The Rule About Cutting Mould Off Hard Cheese With A Generous Margin Is The Only Generous Thing This Generation Has Ever Done And It Is For Cheese

Photography of a half-eaten block of hard yellow cheese with green mould, kitchen counter, harsh fluorescent light, bleak still life, overhead composition

Australia wastes 2.5 million tonnes of food yearly, and boomers want a parade because they're willing to share a parmesan wheel with a fungus. I'm disgusted.

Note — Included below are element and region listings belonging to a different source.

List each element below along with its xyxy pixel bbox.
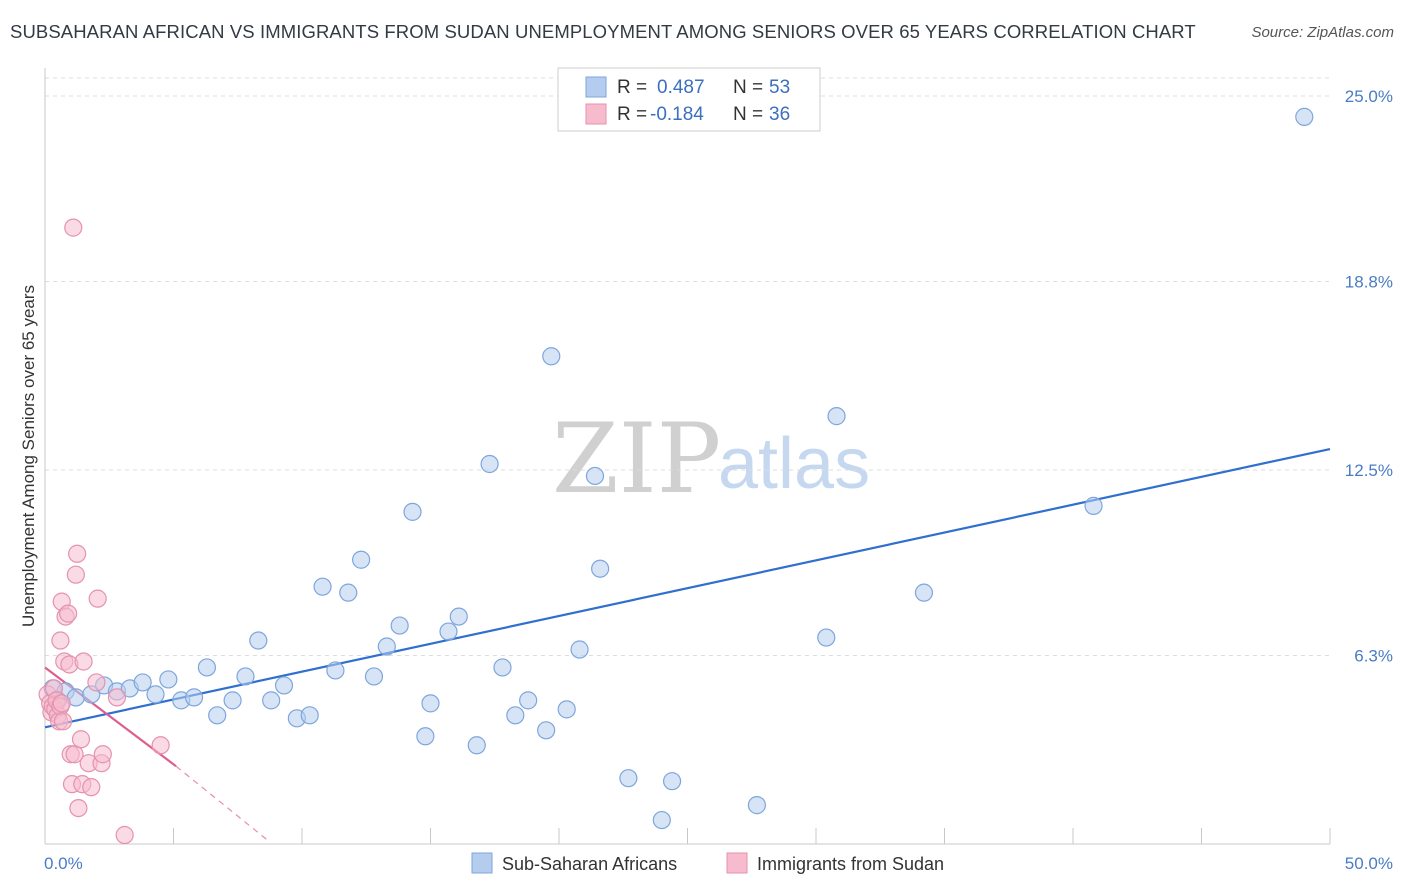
point-sub-saharan-africans [585, 466, 605, 486]
legend-swatch-blue [585, 76, 607, 98]
point-sub-saharan-africans [313, 577, 332, 596]
bottom-legend-swatch-pink [726, 852, 748, 874]
point-sub-saharan-africans [480, 454, 499, 474]
point-sub-saharan-africans [159, 670, 178, 689]
y-axis-label: Unemployment Among Seniors over 65 years [19, 285, 38, 627]
x-tick-label-min: 0.0% [44, 854, 83, 873]
legend-n-label-1: N = [733, 77, 763, 98]
point-sub-saharan-africans [208, 706, 227, 725]
trendline-sub-saharan-africans [44, 447, 1331, 729]
point-immigrants-from-sudan [115, 825, 134, 845]
bottom-legend-label-1: Sub-Saharan Africans [502, 854, 677, 874]
point-sub-saharan-africans [662, 772, 682, 791]
point-sub-saharan-africans [827, 407, 846, 426]
legend-swatch-pink [585, 103, 607, 125]
legend-n-value-1: 53 [769, 77, 790, 98]
point-sub-saharan-africans [467, 736, 486, 755]
point-sub-saharan-africans [519, 691, 538, 710]
point-sub-saharan-africans [421, 694, 440, 713]
point-sub-saharan-africans [570, 640, 589, 659]
trendline-immigrants-from-sudan-extension [175, 765, 269, 842]
point-immigrants-from-sudan [87, 673, 106, 692]
point-immigrants-from-sudan [151, 736, 170, 755]
point-immigrants-from-sudan [88, 589, 107, 608]
data-points [38, 107, 1314, 845]
x-tick-label-max: 50.0% [1345, 854, 1393, 873]
point-sub-saharan-africans [493, 658, 512, 677]
point-sub-saharan-africans [537, 721, 556, 740]
y-tick-label: 25.0% [1345, 87, 1393, 106]
point-sub-saharan-africans [1295, 107, 1314, 126]
legend-r-value-2: -0.184 [650, 104, 704, 125]
point-sub-saharan-africans [274, 676, 294, 695]
point-immigrants-from-sudan [59, 604, 78, 623]
point-sub-saharan-africans [416, 727, 435, 746]
y-tick-label: 12.5% [1345, 461, 1393, 480]
point-sub-saharan-africans [146, 685, 165, 704]
legend-r-value-1: 0.487 [657, 77, 705, 98]
point-sub-saharan-africans [390, 616, 409, 635]
point-immigrants-from-sudan [69, 798, 88, 818]
point-sub-saharan-africans [591, 559, 610, 578]
point-sub-saharan-africans [223, 691, 242, 710]
legend-n-value-2: 36 [769, 104, 790, 125]
point-sub-saharan-africans [326, 661, 345, 680]
point-sub-saharan-africans [403, 502, 422, 521]
watermark-atlas: atlas [718, 424, 870, 504]
point-sub-saharan-africans [542, 347, 561, 366]
point-sub-saharan-africans [262, 691, 281, 710]
series-legend: Sub-Saharan Africans Immigrants from Sud… [471, 852, 944, 874]
point-immigrants-from-sudan [107, 688, 127, 707]
point-sub-saharan-africans [236, 667, 255, 686]
point-immigrants-from-sudan [65, 745, 84, 764]
point-immigrants-from-sudan [82, 778, 101, 797]
legend-r-label-1: R = [617, 77, 647, 98]
point-immigrants-from-sudan [71, 730, 91, 749]
source-credit: Source: ZipAtlas.com [1251, 24, 1394, 41]
watermark-zip: ZIP [552, 403, 721, 515]
y-tick-label: 6.3% [1354, 646, 1393, 665]
point-sub-saharan-africans [439, 622, 458, 641]
point-immigrants-from-sudan [53, 712, 73, 731]
y-tick-labels: 6.3% 12.5% 18.8% 25.0% [1345, 87, 1393, 666]
point-sub-saharan-africans [914, 583, 934, 602]
point-sub-saharan-africans [352, 550, 371, 569]
point-sub-saharan-africans [377, 637, 396, 656]
point-sub-saharan-africans [339, 583, 358, 602]
point-immigrants-from-sudan [66, 565, 85, 584]
correlation-legend: R = 0.487 N = 53 R = -0.184 N = 36 [557, 67, 821, 132]
point-sub-saharan-africans [506, 706, 525, 725]
legend-r-label-2: R = [617, 104, 647, 125]
point-immigrants-from-sudan [51, 631, 70, 650]
point-sub-saharan-africans [184, 688, 204, 707]
point-immigrants-from-sudan [74, 652, 93, 671]
point-sub-saharan-africans [557, 700, 576, 719]
point-sub-saharan-africans [449, 607, 468, 626]
point-sub-saharan-africans [1084, 496, 1103, 515]
point-sub-saharan-africans [619, 769, 638, 788]
point-immigrants-from-sudan [68, 544, 87, 563]
point-sub-saharan-africans [364, 667, 384, 686]
bottom-legend-swatch-blue [471, 852, 493, 874]
point-sub-saharan-africans [300, 706, 319, 725]
point-sub-saharan-africans [197, 658, 217, 677]
point-sub-saharan-africans [133, 673, 152, 692]
point-sub-saharan-africans [249, 631, 268, 650]
point-immigrants-from-sudan [64, 218, 83, 237]
point-sub-saharan-africans [747, 796, 766, 815]
chart-title: SUBSAHARAN AFRICAN VS IMMIGRANTS FROM SU… [10, 21, 1196, 42]
y-tick-label: 18.8% [1345, 272, 1393, 291]
point-immigrants-from-sudan [52, 694, 71, 713]
gridlines [45, 77, 1330, 656]
point-sub-saharan-africans [652, 810, 671, 830]
point-sub-saharan-africans [817, 628, 836, 647]
bottom-legend-label-2: Immigrants from Sudan [757, 854, 944, 874]
point-immigrants-from-sudan [93, 745, 112, 764]
legend-n-label-2: N = [733, 104, 763, 125]
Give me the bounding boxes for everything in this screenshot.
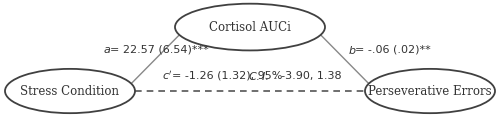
Text: = -.06 (.02)**: = -.06 (.02)**	[355, 45, 431, 55]
Text: : -3.90, 1.38: : -3.90, 1.38	[274, 71, 342, 81]
Ellipse shape	[5, 69, 135, 113]
Text: $a$: $a$	[102, 45, 110, 55]
Text: $c'$: $c'$	[162, 69, 173, 82]
Text: = -1.26 (1.32), 95%: = -1.26 (1.32), 95%	[172, 71, 282, 81]
Text: = 22.57 (6.54)***: = 22.57 (6.54)***	[110, 45, 209, 55]
Text: $C.I.$: $C.I.$	[248, 70, 270, 82]
Ellipse shape	[365, 69, 495, 113]
Text: Stress Condition: Stress Condition	[20, 85, 119, 98]
Ellipse shape	[175, 4, 325, 50]
Text: $b$: $b$	[348, 44, 356, 56]
Text: Cortisol AUCi: Cortisol AUCi	[209, 21, 291, 34]
Text: Perseverative Errors: Perseverative Errors	[368, 85, 492, 98]
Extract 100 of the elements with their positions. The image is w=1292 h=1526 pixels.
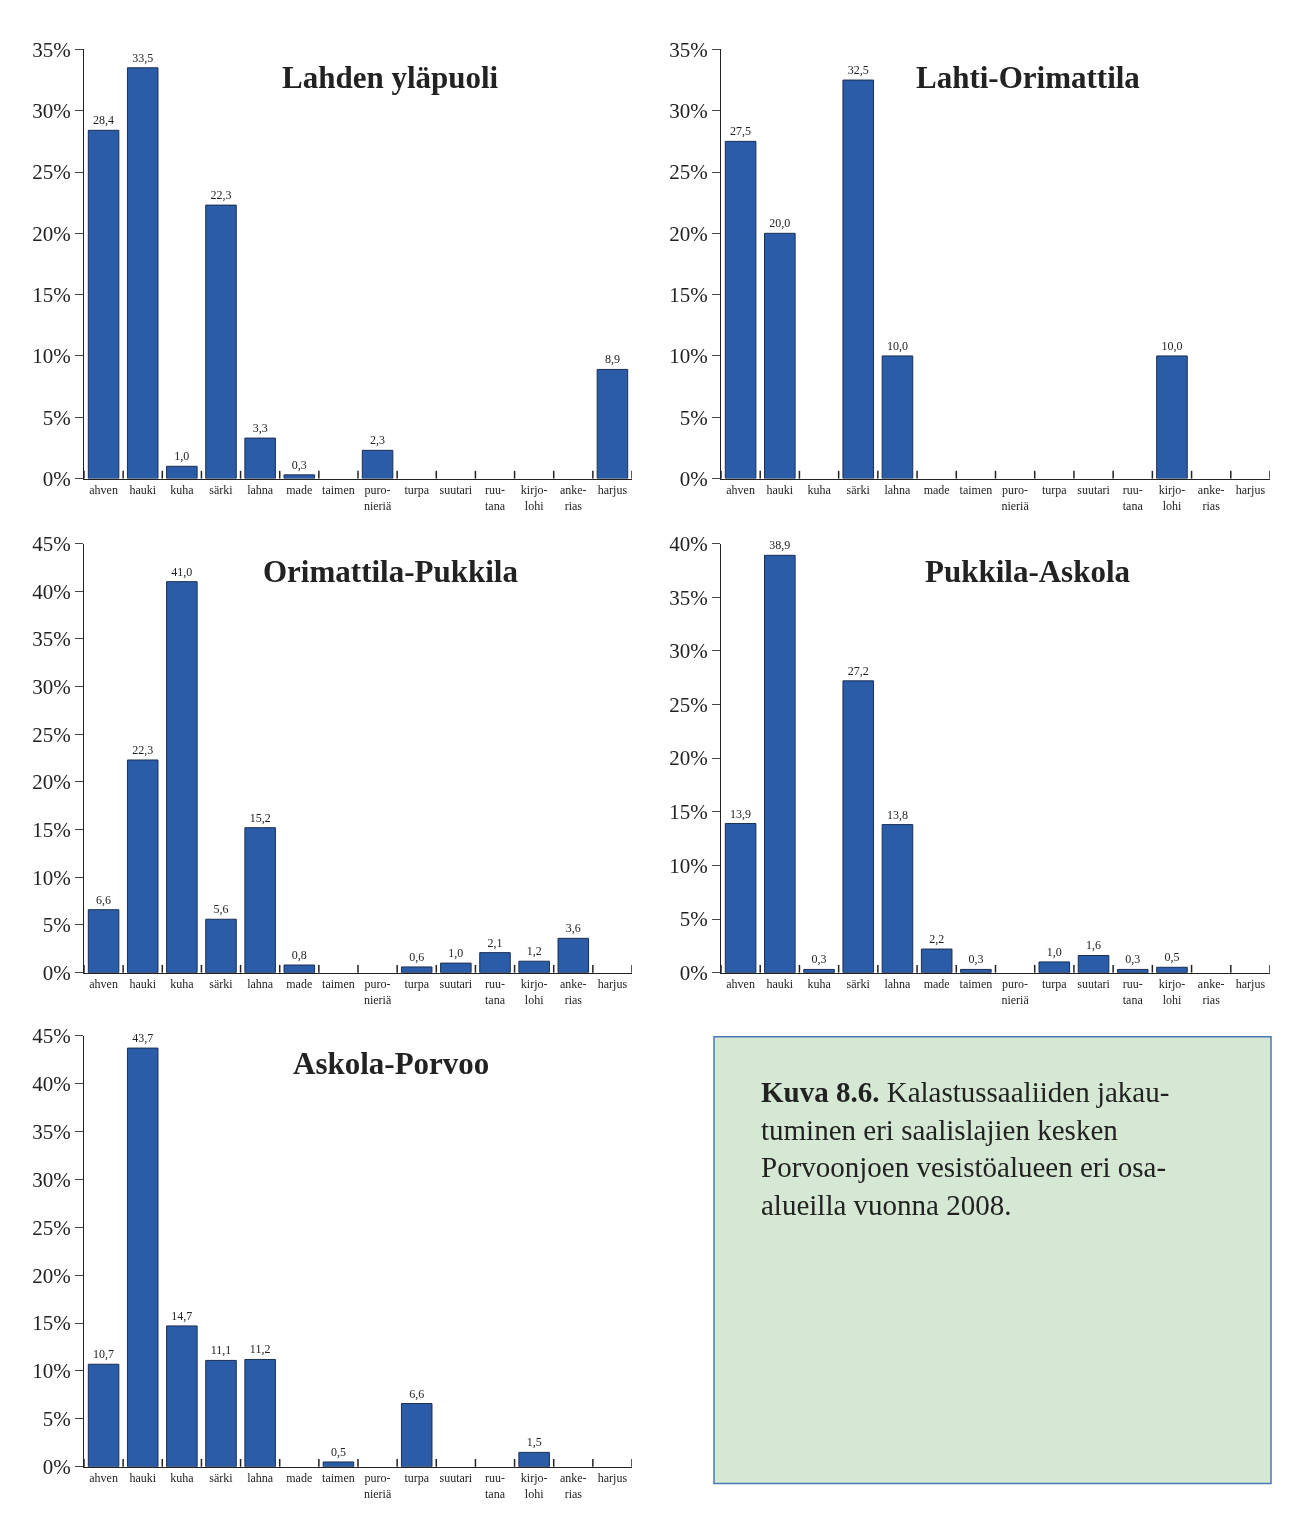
x-tick-label: suutari [439,1471,473,1486]
data-label: 2,3 [370,433,386,448]
bar [1038,961,1071,973]
data-label: 8,9 [604,352,620,367]
x-tick-label: anke- rias [1197,482,1225,513]
x-tick-label: lahna [884,482,912,497]
data-label: 0,5 [330,1444,346,1459]
bar [166,465,198,479]
y-tick-label: 5% [42,405,71,430]
y-tick-label: 20% [669,221,708,246]
x-tick-label: puro- nieriä [363,482,392,513]
x-tick-label: lahna [247,977,274,992]
x-tick-label: hauki [129,1471,157,1486]
data-label: 10,7 [93,1347,115,1362]
y-tick-label: 0% [679,961,708,985]
bar [518,1451,550,1467]
bar [596,368,629,479]
x-tick-label: harjus [1235,977,1266,992]
y-tick-label: 30% [32,674,71,699]
x-tick-label: ruu- tana [1122,482,1144,513]
x-tick-label: kuha [807,977,832,992]
bar [87,129,120,479]
y-tick-label: 15% [669,282,708,307]
bar [166,581,198,973]
bar [881,824,914,973]
bar [244,1358,276,1467]
y-tick-label: 40% [32,579,71,604]
data-label: 11,1 [210,1343,232,1358]
x-tick-label: ahven [89,977,118,992]
data-label: 10,0 [886,338,908,353]
y-tick-label: 35% [669,585,708,610]
data-label: 14,7 [171,1308,193,1323]
bar [1156,355,1188,479]
x-tick-label: hauki [129,482,157,497]
x-tick-label: puro- nieriä [1001,482,1030,513]
data-label: 5,6 [213,902,229,917]
y-tick-label: 20% [32,1263,71,1288]
y-tick-label: 35% [32,37,71,62]
data-label: 6,6 [409,1386,425,1401]
bar [400,1403,433,1467]
x-tick-label: särki [209,482,234,497]
x-tick-label: suutari [1077,482,1111,497]
bar [557,937,590,973]
y-tick-label: 40% [669,531,708,556]
data-label: 20,0 [769,216,791,231]
data-label: 0,3 [811,952,827,967]
text: Kuva 8.6. [761,1076,880,1108]
y-tick-label: 35% [32,627,71,652]
x-tick-label: ruu- tana [485,1471,506,1501]
x-tick-label: lahna [247,482,274,497]
x-tick-label: taimen [322,977,355,992]
x-tick-label: turpa [404,977,430,992]
x-tick-label: särki [846,482,871,497]
bar [881,355,914,479]
x-tick-label: kirjo- lohi [520,1471,548,1501]
x-tick-label: harjus [597,977,628,992]
bar [479,952,511,973]
data-label: 13,9 [730,806,752,821]
y-tick-label: 20% [32,770,71,795]
x-tick-label: suutari [439,977,473,992]
x-tick-label: särki [209,1471,234,1486]
y-tick-label: 5% [679,907,708,932]
data-label: 41,0 [171,564,193,579]
y-tick-label: 0% [42,961,71,985]
x-tick-label: taimen [959,482,993,497]
x-tick-label: hauki [766,977,794,992]
bar [244,827,276,973]
y-tick-label: 25% [32,160,71,185]
bar [920,948,953,973]
data-label: 1,0 [174,449,190,464]
y-tick-label: 10% [32,865,71,890]
x-tick-label: made [286,1471,313,1486]
x-tick-label: made [286,482,313,497]
y-tick-label: 30% [669,639,708,664]
x-tick-label: ruu- tana [1122,977,1144,1007]
chart-title: Pukkila-Askola [925,554,1131,589]
x-tick-label: made [923,977,950,992]
y-tick-label: 30% [32,99,71,124]
x-tick-label: puro- nieriä [363,977,392,1007]
y-tick-label: 20% [669,746,708,771]
data-label: 32,5 [847,63,869,78]
data-label: 1,0 [448,946,464,961]
x-tick-label: kirjo- lohi [520,977,548,1007]
y-tick-label: 5% [42,913,71,938]
y-tick-label: 25% [669,692,708,717]
y-tick-label: 25% [32,722,71,747]
y-tick-label: 5% [42,1407,71,1432]
bar [842,79,875,479]
y-tick-label: 0% [42,1455,71,1480]
bar [283,964,316,973]
data-label: 13,8 [886,807,908,822]
bar [205,204,237,479]
y-tick-label: 15% [669,800,708,825]
x-tick-label: hauki [766,482,794,497]
x-tick-label: puro- nieriä [363,1471,392,1501]
data-label: 0,3 [1125,952,1141,967]
x-tick-label: harjus [597,1471,628,1486]
data-label: 0,6 [409,949,425,964]
y-tick-label: 30% [669,99,708,124]
chart-title: Lahden yläpuoli [282,60,499,95]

Australians bin 2.5 million tonnes of food a year β€” roughly nineteen seconds of additional warming per soft cheese consumed β€” and the one act of mercy boomers can point to is sparing a parmesan rind with a "generous margin."

Generous. To cheese.

Meanwhile dark bananas leak ethylene gas onto the fresh ones like a tiny personal methane plant on every countertop. My nan keeps hers in a fruit bowl with apples, Linda, you are running a refinery.

Emma Beckett at Australian Catholic University lists the signs: mould, slime, leaking liquid, sour smell. That's also the kitchen Linda left me when she went on her cruise.

The margin around the mould is wider than the margin she gave my generation. It is for cheese.

Based on the original article "The 4 Key Signs You Should Chuck Old Food, According to Science".